Monday, Sep. 04, 1995
SADDAM SPILLS SECRETS
By DOUGLAS WALLER
For four years Saddam Hussein has tried to hide his program to build weapons of mass destruction from the U.N. As long as Iraq is suspected of violating the U.N. weapons proscriptions, it will suffer from a crushing economic embargo, so every tactic is worth a try. When lies haven't worked, Saddam has revealed information, but only those facts that he knew U.N. inspectors would eventually discover on their own. Pentagon officials have come to call the ploy "cheat and retreat." Last week, in a major retreat, Baghdad confessed that it could have made the 1991 Persian Gulf War far more horrific than had been imagined.
In thousands of documents turned over to the U.N., Iraq admitted that as the U.S. mobilized forces to invade Kuwait in November 1990, it had begun filling 191 bombs and Scud missile warheads with deadly biological agents such as anthrax and botulinum toxin. The bombs would have been mounted on missiles, planes or drone aircraft and dropped on enemy troops, fewer than half of whom had received the appropriate germ-warfare vaccinations. Twenty-five Scuds outfitted with biological weapons were aimed at cities in Saudi Arabia and Israel.
There was more. One Iraqi report stated that shortly before invading Kuwait in August 1990, Saddam ordered a crash program to have a nuclear weapon built by April 1991. American bombing halted the program in January 1991--only three months before Saddam's deadline.
One possible reason Saddam never used his biological weapons is that Washington sent him veiled threats indicating the U.S. and Israel would retaliate with nuclear arms if he did. Deploying the weapons effectively would in any case have been difficult. Still, Administration experts say they were capable of causing thousands of casualties. "It would have been awful," says Matthew Meselson, a germ-warfare expert at Harvard University. For example, botulinum toxin kills by interfering with the nervous system and ultimately paralyzing the respiratory muscles.
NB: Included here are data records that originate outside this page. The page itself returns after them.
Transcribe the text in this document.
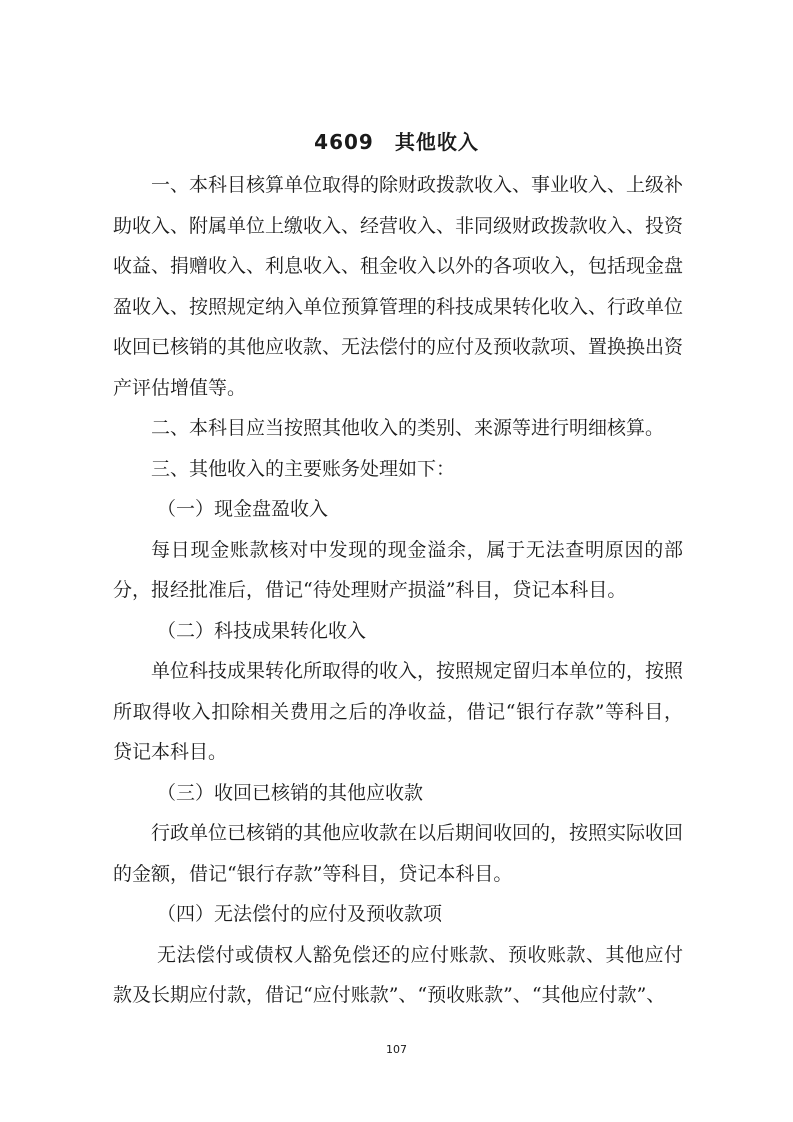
4609　其他收入

一、本科目核算单位取得的除财政拨款收入、事业收入、上级补助收入、附属单位上缴收入、经营收入、非同级财政拨款收入、投资收益、捐赠收入、利息收入、租金收入以外的各项收入，包括现金盘盈收入、按照规定纳入单位预算管理的科技成果转化收入、行政单位收回已核销的其他应收款、无法偿付的应付及预收款项、置换换出资产评估增值等。

二、本科目应当按照其他收入的类别、来源等进行明细核算。

三、其他收入的主要账务处理如下：

（一）现金盘盈收入

每日现金账款核对中发现的现金溢余，属于无法查明原因的部分，报经批准后，借记“待处理财产损溢”科目，贷记本科目。

（二）科技成果转化收入

单位科技成果转化所取得的收入，按照规定留归本单位的，按照所取得收入扣除相关费用之后的净收益，借记“银行存款”等科目，贷记本科目。

（三）收回已核销的其他应收款

行政单位已核销的其他应收款在以后期间收回的，按照实际收回的金额，借记“银行存款”等科目，贷记本科目。

（四）无法偿付的应付及预收款项

无法偿付或债权人豁免偿还的应付账款、预收账款、其他应付款及长期应付款，借记“应付账款”、“预收账款”、“其他应付款”、

107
The Pentagon estimated that just one Scud missile warhead filled with the toxin could contaminate 1,430 sq. mi.
Baghdad has rushed to confess because Hussein Kamel al-Majid, Saddam's son-in-law and the senior general in charge of his nuclear and biological weapons programs, defected to Jordan on Aug. 8. Saddam knew he couldn't keep Hussein Kamel quiet, so he decided to try to make points with the U.N. by producing a flood of information on the weapons program. The day after Hussein Kamel defected, the chairman of the U.N. special commission on Iraq, Rolf Ekeus, received a letter from Iraqi Deputy Prime Minister Tariq Aziz summoning him to Baghdad for "new and important revelations."
Ekeus met with Aziz, and then, on Aug. 20, as he was heading to a Baghdad airport, his Iraqi escorts suddenly diverted his car to a farm purportedly owned by Hussein Kamel. Ekeus was presented with 150 metal trunks and boxes crammed with documents that the Iraqis claimed the general had hidden from the government in his chicken house. American officials laughed at the notion that Hussein Kamel ever kept any records secret from Saddam. The steel cases, Ekeus said, "had not a speck of dust on them," a clear clue that they'd been quickly planted.
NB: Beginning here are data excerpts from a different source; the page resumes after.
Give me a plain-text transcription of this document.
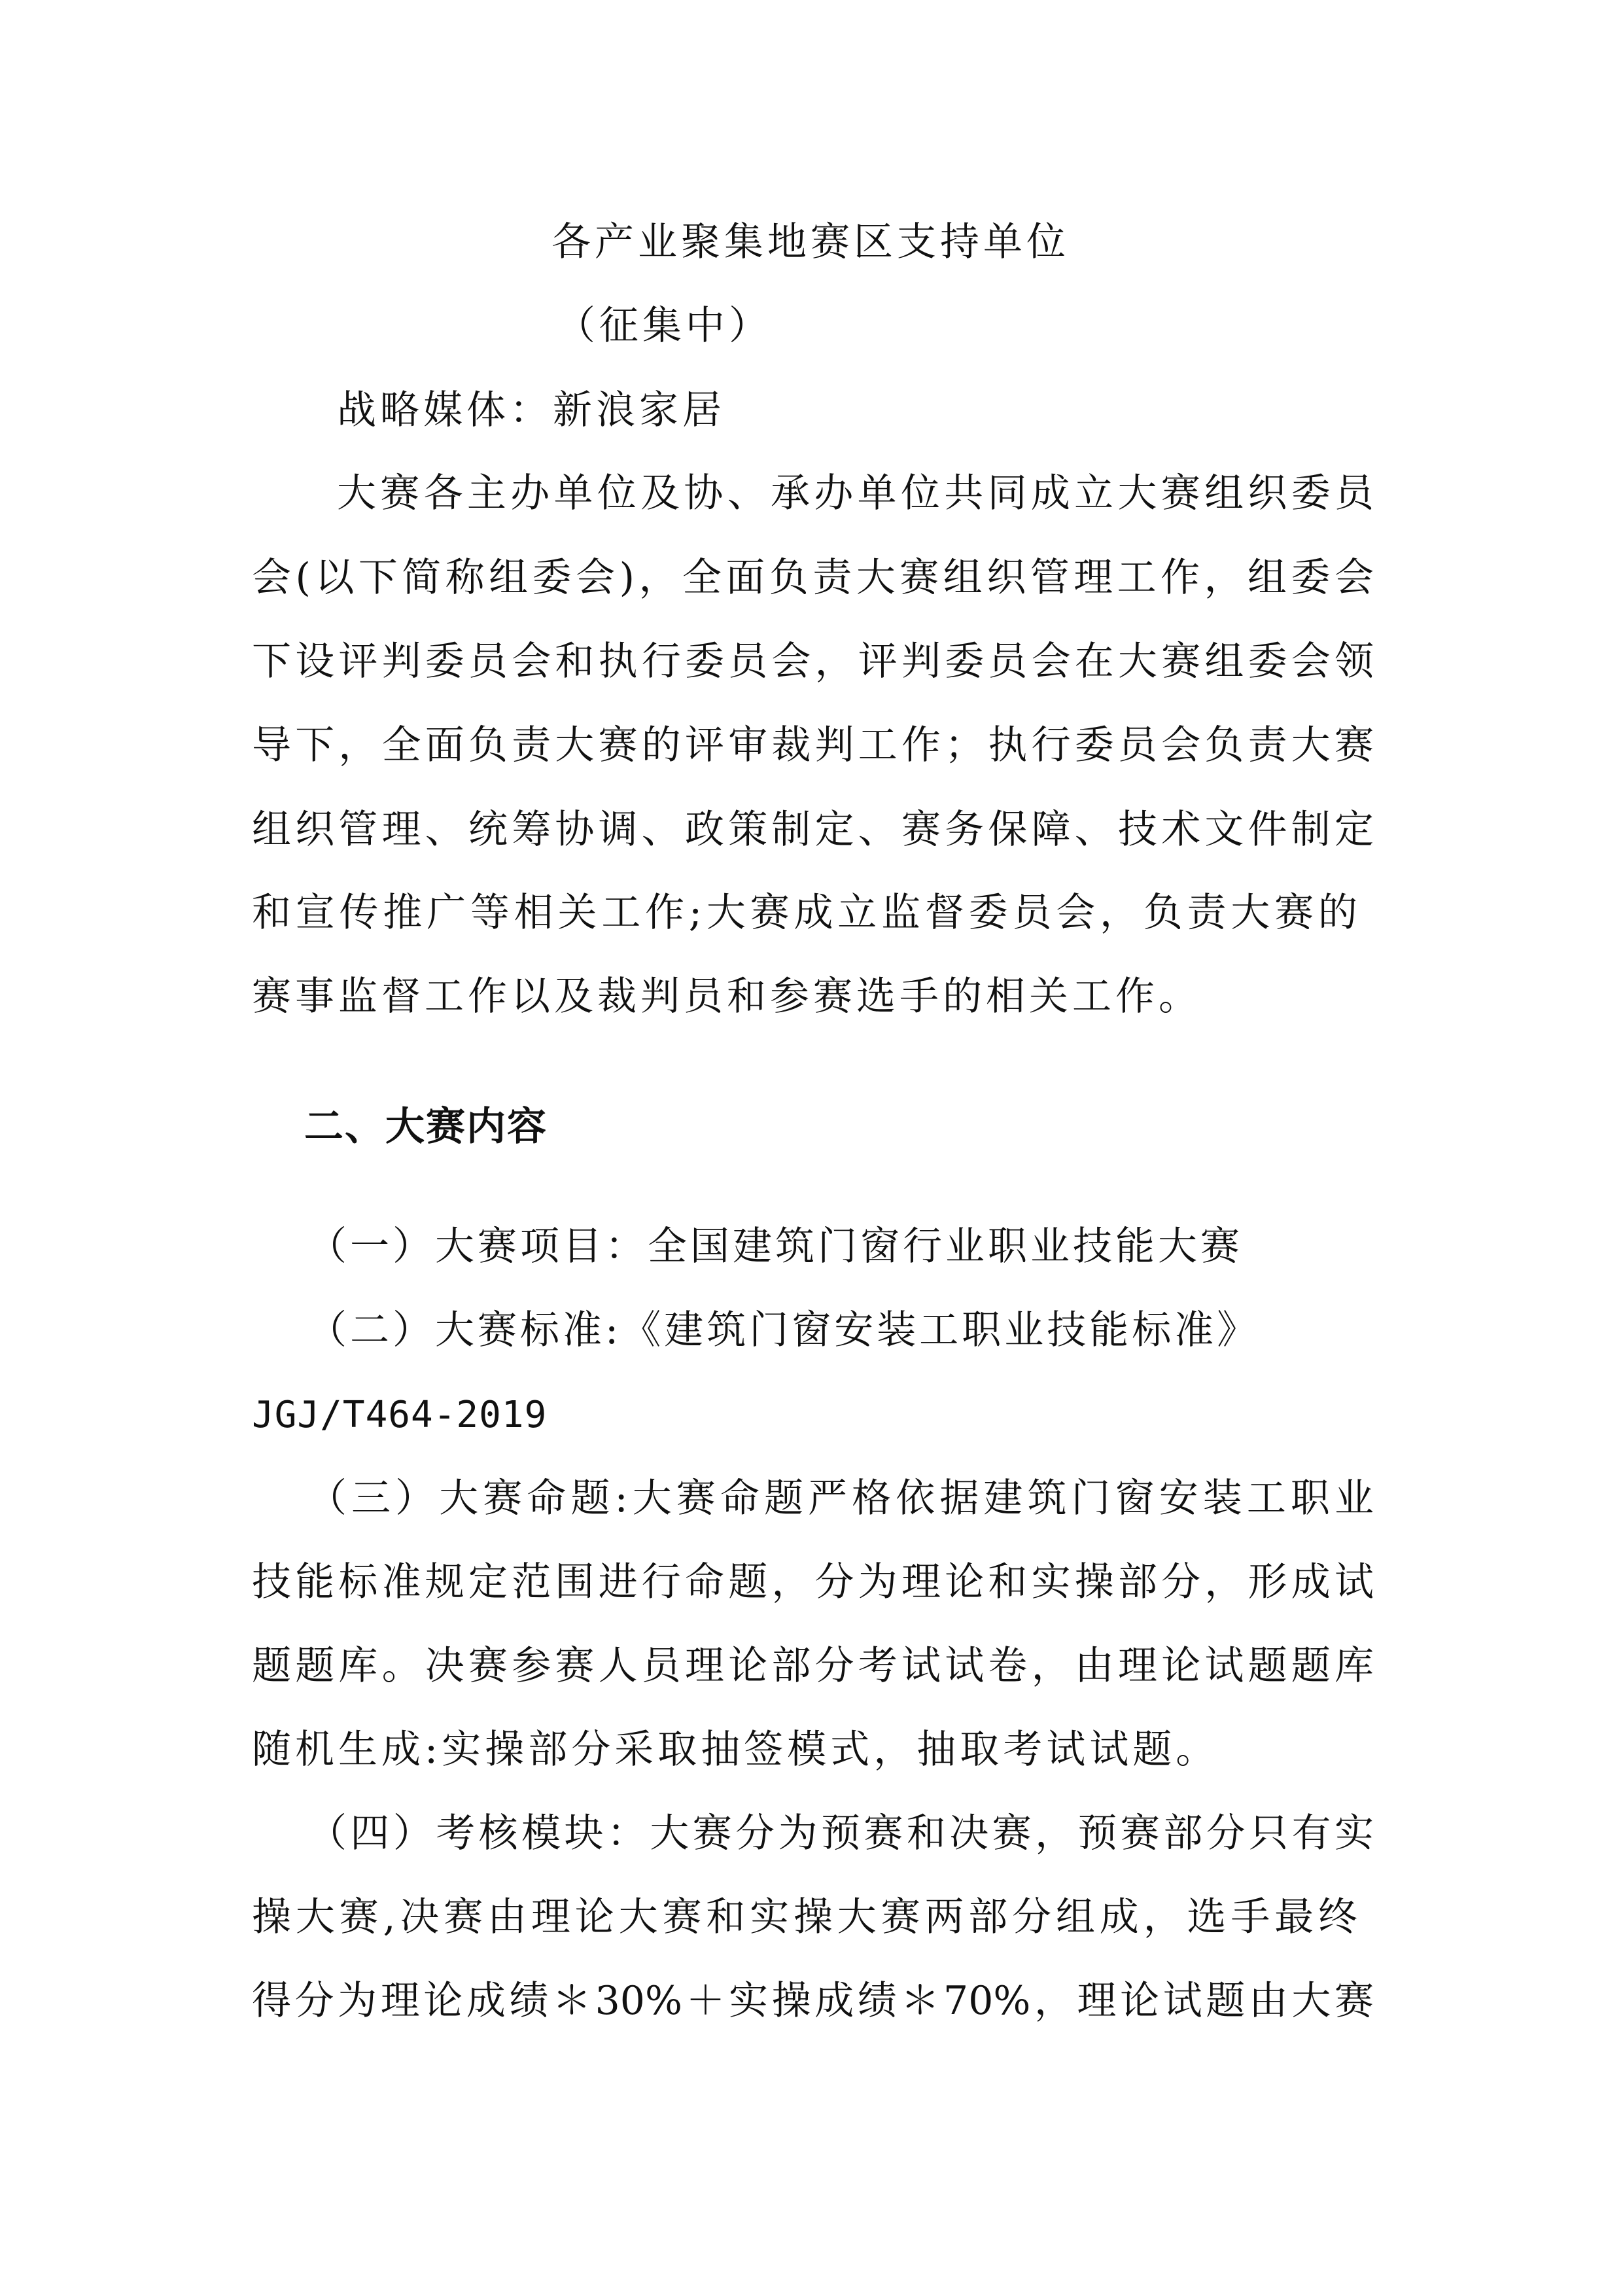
各产业聚集地赛区支持单位
（征集中）
战略媒体：新浪家居
大赛各主办单位及协、承办单位共同成立大赛组织委员
会(以下简称组委会)，全面负责大赛组织管理工作，组委会
下设评判委员会和执行委员会，评判委员会在大赛组委会领
导下，全面负责大赛的评审裁判工作；执行委员会负责大赛
组织管理、统筹协调、政策制定、赛务保障、技术文件制定
和宣传推广等相关工作;大赛成立监督委员会，负责大赛的
赛事监督工作以及裁判员和参赛选手的相关工作。
二、大赛内容
（一）大赛项目：全国建筑门窗行业职业技能大赛
（二）大赛标准:《建筑门窗安装工职业技能标准》
JGJ/T464-2019
（三）大赛命题:大赛命题严格依据建筑门窗安装工职业
技能标准规定范围进行命题，分为理论和实操部分，形成试
题题库。决赛参赛人员理论部分考试试卷，由理论试题题库
随机生成:实操部分采取抽签模式，抽取考试试题。
（四）考核模块：大赛分为预赛和决赛，预赛部分只有实
操大赛,决赛由理论大赛和实操大赛两部分组成，选手最终
得分为理论成绩＊30%＋实操成绩＊70%，理论试题由大赛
Ekeus announced that the documents, which are being inventoried at a U.N. center in Baghdad, contained "radically new valuable data." Iraq had previously insisted that its biological weapons program was only a low-level research effort and that all agents manufactured had been destroyed before the war started. Now it admits that there were five secret facilities producing a large stockpile of anthrax and botulinum toxin as well as three other types of poisons. Iraq claims the agents were destroyed after the war.
U.N. and American intelligence officials believe the new documents may confirm their worst suspicions of the Iraqi weapons program. For example, before the Kuwait invasion, the CIA concluded in a secret report that Iraq could cobble together at least one crude nuclear device and detonate it in the western Iraqi desert in a demonstration explosion "to shake the teeth of Saddam's Arab neighbors," as a former senior agency official puts it. Before the latest revelations were made, U.N. officials believed that Baghdad had produced more than a ton of anthrax and botulinum toxin, a small portion of which they suspect has not yet been destroyed.
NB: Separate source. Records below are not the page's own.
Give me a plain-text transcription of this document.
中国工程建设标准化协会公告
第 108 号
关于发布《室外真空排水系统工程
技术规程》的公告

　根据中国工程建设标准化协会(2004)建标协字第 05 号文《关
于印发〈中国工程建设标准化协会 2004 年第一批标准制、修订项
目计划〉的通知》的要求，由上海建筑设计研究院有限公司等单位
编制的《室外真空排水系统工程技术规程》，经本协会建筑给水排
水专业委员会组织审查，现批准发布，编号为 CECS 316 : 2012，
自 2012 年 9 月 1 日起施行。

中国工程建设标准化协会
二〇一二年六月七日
U.N. diplomats suggest that Iraq has only until the end of the year to push for sanctions relief. After that comes the U.S. presidential election season, during which they believe Clinton would never lift the embargo for fear of appearing soft. So the regime is promising "100%" cooperation with the U.N. , according to Ekeus. But the Iraqis have been playing cheat and retreat skillfully for years, and even if Hussein Kamel's defection makes it much harder, they will still no doubt find some ways to continue the game.